Click Deploy, and with any luck you’ll be presented with three OK messages in NConf and your Nagios Event Log should show a SIGHUP message.
Relax, and enjoy some JQuerified NConf 1.3.0 goodness! Gold star!
I did notice that the original deployment method left a bunch of old config tgz bundles, so if you’re feeling like cleaning those up, just remove the whole lot:
sudo rm /var/www/nconf/output/NagiosConfig.tgz.*
Update (6/25/12): You’ll want to remove the extended_host_info.cfg and extended_service_info.cfg files from your target config directory (/etc/nagios3/Default_collector/), or you might get weird problems trying to deploy later on. I just found this out six months later.

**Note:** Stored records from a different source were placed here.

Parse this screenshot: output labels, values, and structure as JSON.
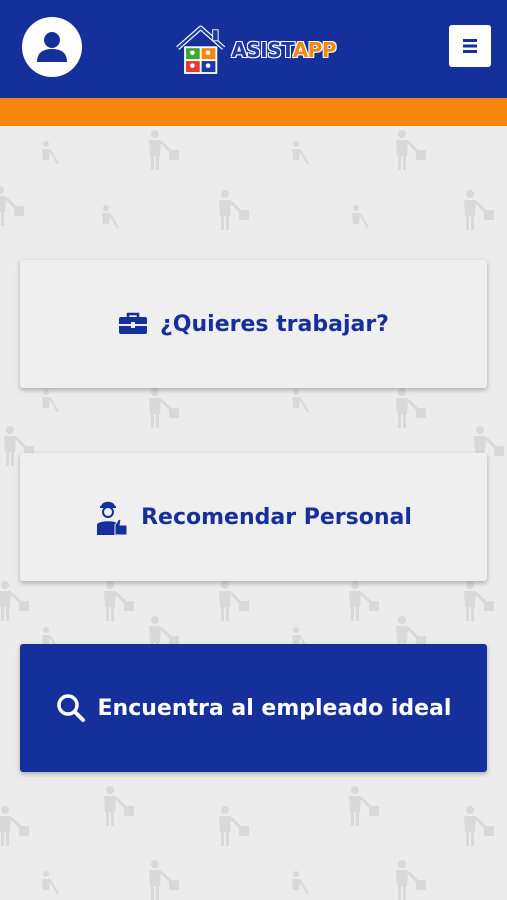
{
  "header": {
    "logo": {
      "part1": "ASIST",
      "part2": "APP"
    },
    "icons": {
      "profile": "user-icon",
      "menu": "hamburger-icon"
    }
  },
  "actions": [
    {
      "label": "¿Quieres trabajar?",
      "icon": "briefcase-icon"
    },
    {
      "label": "Recomendar Personal",
      "icon": "worker-thumbs-up-icon"
    },
    {
      "label": "Encuentra al empleado ideal",
      "icon": "search-icon"
    }
  ],
  "colors": {
    "primary": "#15309a",
    "accent": "#f5870f",
    "background": "#ececec"
  }
}
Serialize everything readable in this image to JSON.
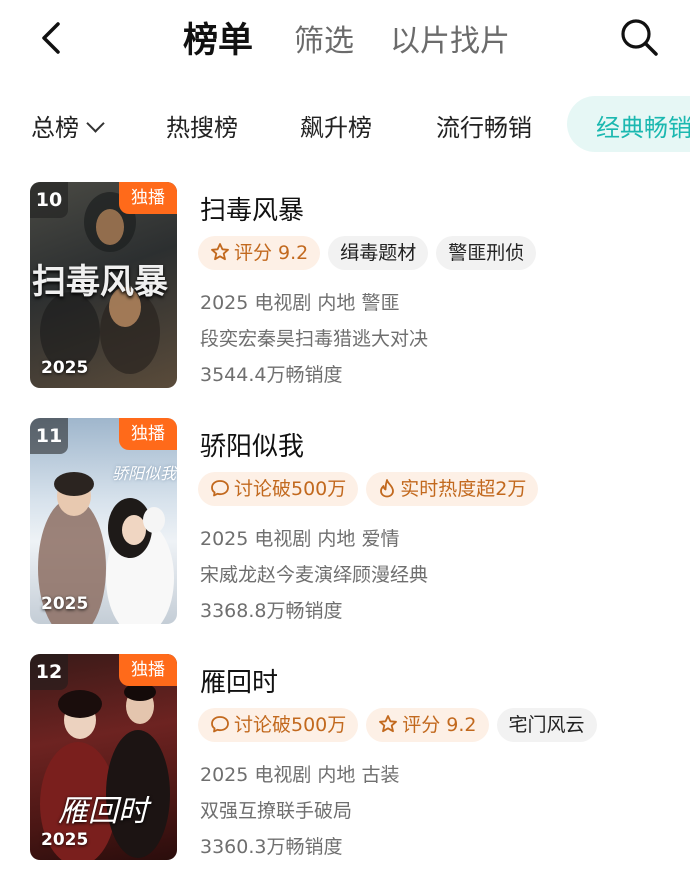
{
  "nav": {
    "tabs": [
      {
        "label": "榜单",
        "active": true
      },
      {
        "label": "筛选",
        "active": false
      },
      {
        "label": "以片找片",
        "active": false
      }
    ]
  },
  "categories": {
    "items": [
      "总榜",
      "热搜榜",
      "飙升榜",
      "流行畅销",
      "经典畅销"
    ],
    "active": "经典畅销",
    "accent": "#1bb8b0"
  },
  "list": [
    {
      "rank": "10",
      "badge": "独播",
      "poster_year": "2025",
      "poster_caption": "扫毒风暴",
      "title": "扫毒风暴",
      "tags": [
        {
          "icon": "star-icon",
          "text": "评分 9.2",
          "style": "hot"
        },
        {
          "text": "缉毒题材",
          "style": "plain"
        },
        {
          "text": "警匪刑侦",
          "style": "plain"
        }
      ],
      "meta": "2025 电视剧 内地 警匪",
      "desc": "段奕宏秦昊扫毒猎逃大对决",
      "sales": "3544.4万畅销度"
    },
    {
      "rank": "11",
      "badge": "独播",
      "poster_year": "2025",
      "poster_caption": "骄阳似我",
      "title": "骄阳似我",
      "tags": [
        {
          "icon": "comment-icon",
          "text": "讨论破500万",
          "style": "hot"
        },
        {
          "icon": "flame-icon",
          "text": "实时热度超2万",
          "style": "hot"
        }
      ],
      "meta": "2025 电视剧 内地 爱情",
      "desc": "宋威龙赵今麦演绎顾漫经典",
      "sales": "3368.8万畅销度"
    },
    {
      "rank": "12",
      "badge": "独播",
      "poster_year": "2025",
      "poster_caption": "雁回时",
      "title": "雁回时",
      "tags": [
        {
          "icon": "comment-icon",
          "text": "讨论破500万",
          "style": "hot"
        },
        {
          "icon": "star-icon",
          "text": "评分 9.2",
          "style": "hot"
        },
        {
          "text": "宅门风云",
          "style": "plain"
        }
      ],
      "meta": "2025 电视剧 内地 古装",
      "desc": "双强互撩联手破局",
      "sales": "3360.3万畅销度"
    }
  ],
  "colors": {
    "badge": "#ff6a1a",
    "tag_hot_bg": "#fdf0e6",
    "tag_hot_text": "#c2691e"
  }
}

- The biggest problems I had were just remembering to reference nagios3 rather than nagios for paths and commands. Make sure you reference the correct locations. This caused me all sorts of weird grief with the sudoers file, and I didn’t catch it until later.
- While NConf will run without the additional variables in config/nconf.php, it’ll log warnings until you add them.
- I had to remove an extra file (call_ajax.php) before NConf would run. The file has been replaced with call_file.php which apparently fixes a security issue. At the time of this writing, removing this file wasn’t in the docs, but it complains until you nuke it.
Fresh Install of Nagios and NConf
From what I can tell, you can follow all the steps in my old guide for installing 1.3.0 up until you get to Configuring NConf to Deploy Nagios Configurations Automatically. At that point, follow the Migrating Deployment instructions from this guide.